Anche nel corso dei secoli passati la malattia veniva vista come un disturbo che coinvolgeva non solo il corpo del paziente ma anche la sua mente, la sua immagine di sé, la sua dipendenza dall’ambiente fisico e sociale e la sua capacità di relazionarsi al cosmo.

Il medico Ippocrate introdusse il concetto innovativo secondo il quale la malattia e la salute di una persona dipendono da specifiche circostanze umane della persona stessa e così ogni elemento nella natura umana aveva ripercussioni sull'intera esistenza. Infatti sosteneva che prendere in considerazione l'intero stile di vita del paziente permetteva di comprendere e sconfiggere la malattia da cui questo era affetto.

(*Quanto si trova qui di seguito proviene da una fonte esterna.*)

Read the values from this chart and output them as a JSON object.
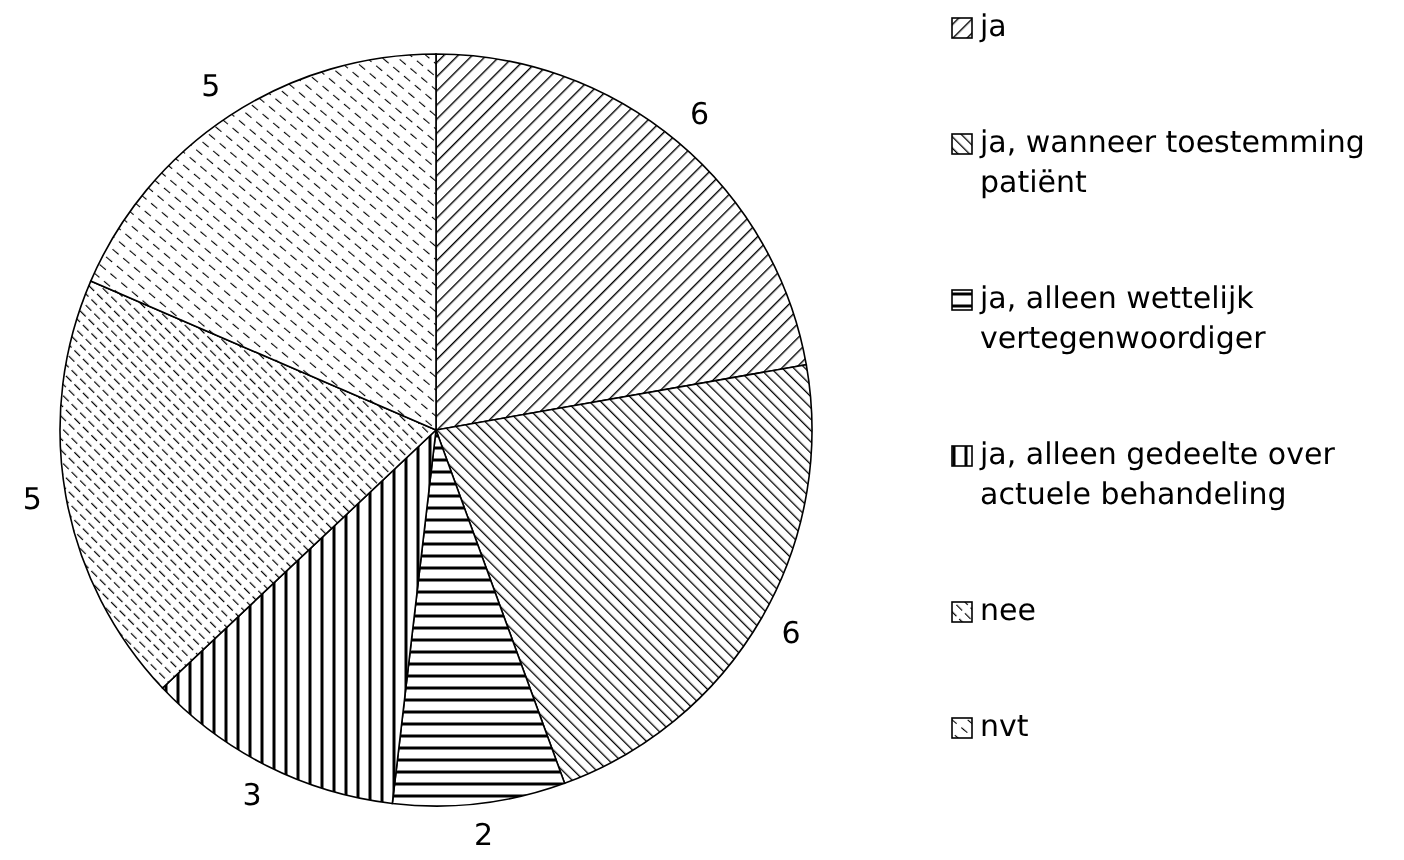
{
  "chart_data": {
    "type": "pie",
    "categories": [
      "ja",
      "ja, wanneer toestemming patiënt",
      "ja, alleen wettelijk vertegenwoordiger",
      "ja, alleen gedeelte over actuele behandeling",
      "nee",
      "nvt"
    ],
    "values": [
      6,
      6,
      2,
      3,
      5,
      5
    ],
    "data_labels": true,
    "legend": "right"
  }
}
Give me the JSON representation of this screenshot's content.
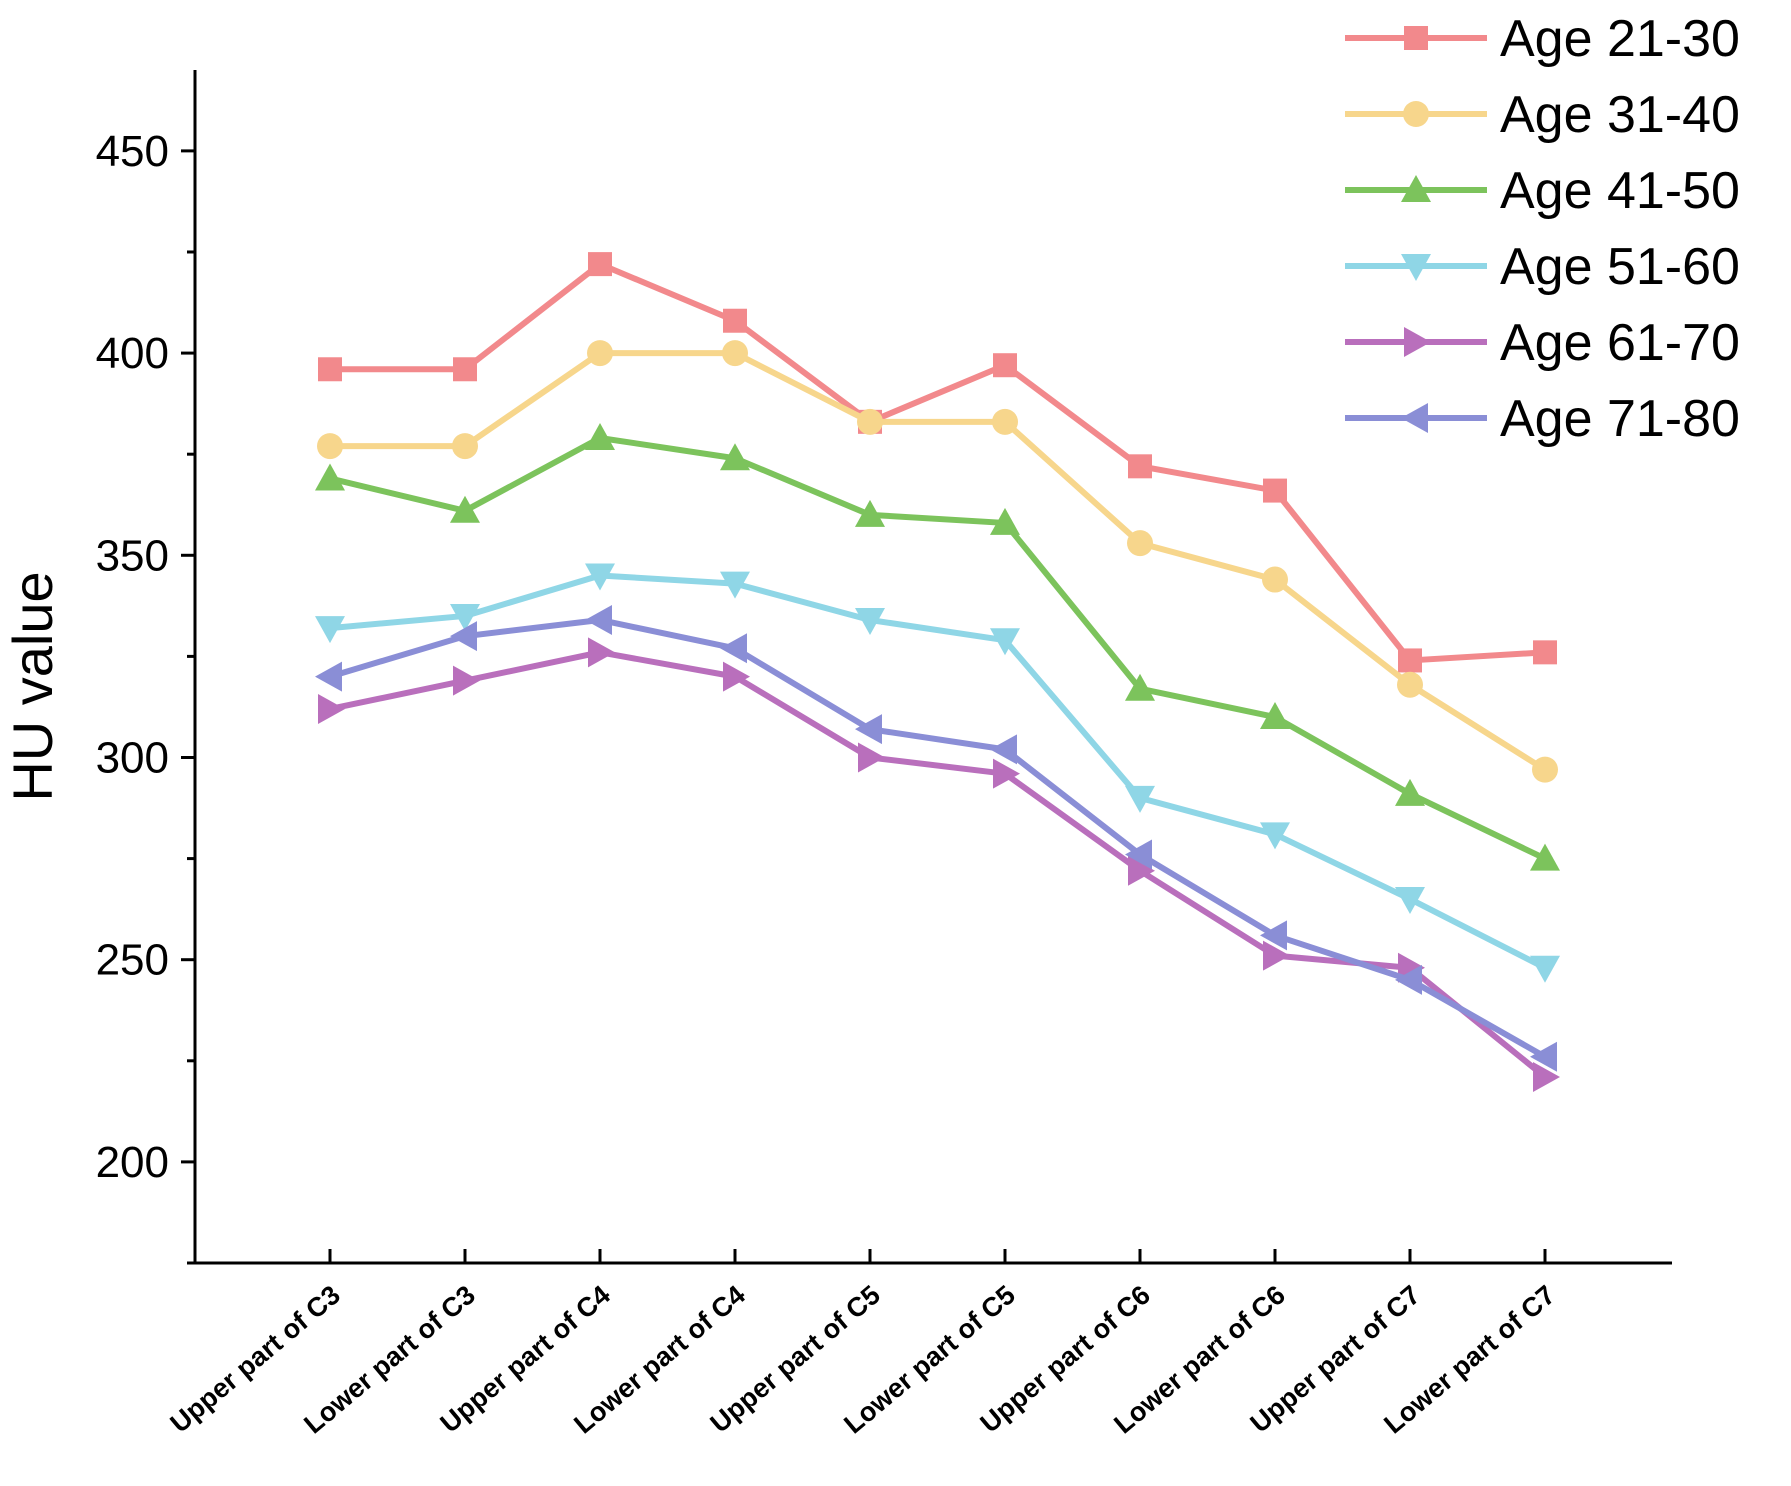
{
  "chart_data": {
    "type": "line",
    "title": "",
    "xlabel": "",
    "ylabel": "HU value",
    "ylim": [
      175,
      470
    ],
    "yticks": [
      200,
      250,
      300,
      350,
      400,
      450
    ],
    "ytick_labels": [
      "200",
      "250",
      "300",
      "350",
      "400",
      "450"
    ],
    "categories": [
      "Upper part of C3",
      "Lower part of C3",
      "Upper part of C4",
      "Lower part of C4",
      "Upper part of C5",
      "Lower part of C5",
      "Upper part of C6",
      "Lower part of C6",
      "Upper part of C7",
      "Lower part of C7"
    ],
    "legend_position": "top-right",
    "grid": false,
    "series": [
      {
        "name": "Age 21-30",
        "color": "#f2898c",
        "marker": "square",
        "values": [
          396,
          396,
          422,
          408,
          383,
          397,
          372,
          366,
          324,
          326
        ]
      },
      {
        "name": "Age 31-40",
        "color": "#f7d68c",
        "marker": "circle",
        "values": [
          377,
          377,
          400,
          400,
          383,
          383,
          353,
          344,
          318,
          297
        ]
      },
      {
        "name": "Age 41-50",
        "color": "#7cc35c",
        "marker": "triangle-up",
        "values": [
          369,
          361,
          379,
          374,
          360,
          358,
          317,
          310,
          291,
          275
        ]
      },
      {
        "name": "Age 51-60",
        "color": "#8fd6e6",
        "marker": "triangle-down",
        "values": [
          332,
          335,
          345,
          343,
          334,
          329,
          290,
          281,
          265,
          248
        ]
      },
      {
        "name": "Age 61-70",
        "color": "#b96fbc",
        "marker": "triangle-right",
        "values": [
          312,
          319,
          326,
          320,
          300,
          296,
          272,
          251,
          248,
          221
        ]
      },
      {
        "name": "Age 71-80",
        "color": "#8a8ed6",
        "marker": "triangle-left",
        "values": [
          320,
          330,
          334,
          327,
          307,
          302,
          276,
          256,
          245,
          226
        ]
      }
    ]
  }
}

Anche F.W. Nietzsche scriveva:

“La malattia mi sciolse lentamente da questi legami, mi risparmiò ogni rottura. Non fui privato di nessuna benevolenza, anzi, ne acquistai di più. Intanto la malattia mi diede diritto al capovolgimento completo delle mie abitudini. Mi concesse, mi comandò di dimenticare. Mi fece il regalo di obbligarmi all’immobilità, all’ozio, all’attesa, alla pazienza”.

Così il sintomo e la malattia sono un evento centrale nella storia della persona e spesso rappresentano le uniche parti di essa in grado di raccontare un sottostante accadimento esistenziale. Per questo motivo spesso l’individuo resiste a liberarsene.

Considerare la malattia come una fase di adattamento chiarifica quanto sia necessaria la sua esistenza: essa rappresenta un “momento flessibile” in cui la salute può ridisegnarsi verso un nuovo equilibrio.

Così il guarire significa non tornare allo stato di salute precedente ma darsi nuove forme di vita.